Unfortunately, I can not find any examples of this anywhere (not in the docs, stackoverflow, Google, etc), so I am have no idea how to do this. I've tried a few variations of syntax, but nearly every one gives a runtime error (others simply does not work as expected).
Any insight on how I might be able to go byte-by-byte (C char-by-char) across the mod.lpBaseOfDll through dereferences and pointer arithmetic?
I need to go byte-by-byte, and there is no alien.tochar function.
Sounds like alien.tostring has you covered:
alien.tostring takes a userdata (usually returned from a function that has a pointer return value), casts it to char*, and returns a Lua string. You can supply an optional size argument (if you don’t Alien calls strlen on the buffer first).

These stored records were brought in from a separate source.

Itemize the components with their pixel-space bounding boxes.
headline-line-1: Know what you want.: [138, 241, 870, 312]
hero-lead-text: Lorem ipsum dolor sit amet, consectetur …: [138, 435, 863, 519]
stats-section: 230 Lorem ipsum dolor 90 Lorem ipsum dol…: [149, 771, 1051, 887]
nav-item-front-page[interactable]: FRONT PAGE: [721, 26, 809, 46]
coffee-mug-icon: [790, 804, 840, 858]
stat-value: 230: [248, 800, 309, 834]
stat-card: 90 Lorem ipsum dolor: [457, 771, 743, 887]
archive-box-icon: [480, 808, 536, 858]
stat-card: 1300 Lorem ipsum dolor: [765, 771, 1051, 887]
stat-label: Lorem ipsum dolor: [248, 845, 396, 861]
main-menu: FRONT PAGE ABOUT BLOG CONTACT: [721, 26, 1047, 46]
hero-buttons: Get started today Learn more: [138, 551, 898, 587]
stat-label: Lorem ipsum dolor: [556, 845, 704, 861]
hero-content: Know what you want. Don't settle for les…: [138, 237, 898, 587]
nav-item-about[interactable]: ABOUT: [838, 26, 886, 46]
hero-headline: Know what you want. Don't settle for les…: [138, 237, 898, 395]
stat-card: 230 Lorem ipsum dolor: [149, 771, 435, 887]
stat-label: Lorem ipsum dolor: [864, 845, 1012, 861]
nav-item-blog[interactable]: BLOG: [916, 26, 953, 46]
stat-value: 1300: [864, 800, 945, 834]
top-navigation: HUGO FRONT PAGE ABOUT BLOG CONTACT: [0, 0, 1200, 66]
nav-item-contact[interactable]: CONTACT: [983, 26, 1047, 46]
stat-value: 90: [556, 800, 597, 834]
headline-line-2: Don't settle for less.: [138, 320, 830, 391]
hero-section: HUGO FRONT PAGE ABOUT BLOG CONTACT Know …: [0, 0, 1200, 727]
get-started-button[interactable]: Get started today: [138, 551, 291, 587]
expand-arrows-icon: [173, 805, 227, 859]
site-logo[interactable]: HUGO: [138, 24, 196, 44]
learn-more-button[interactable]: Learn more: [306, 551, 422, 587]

Lua strings can contain arbitrary byte values, including 0 (i.e. they aren't null-terminated like C strings), so as long as you pass a size argument to alien.tostring you can get back data as a byte buffer, aka Lua string, and do whatever you please with the bytes.
It sounds like you can't tell it to start at an arbitrary offset from the given pointer address. The easiest way to tell for sure, if the documentation doesn't tell you, is to look at the source. It would probably be trivial to add an offset parameter.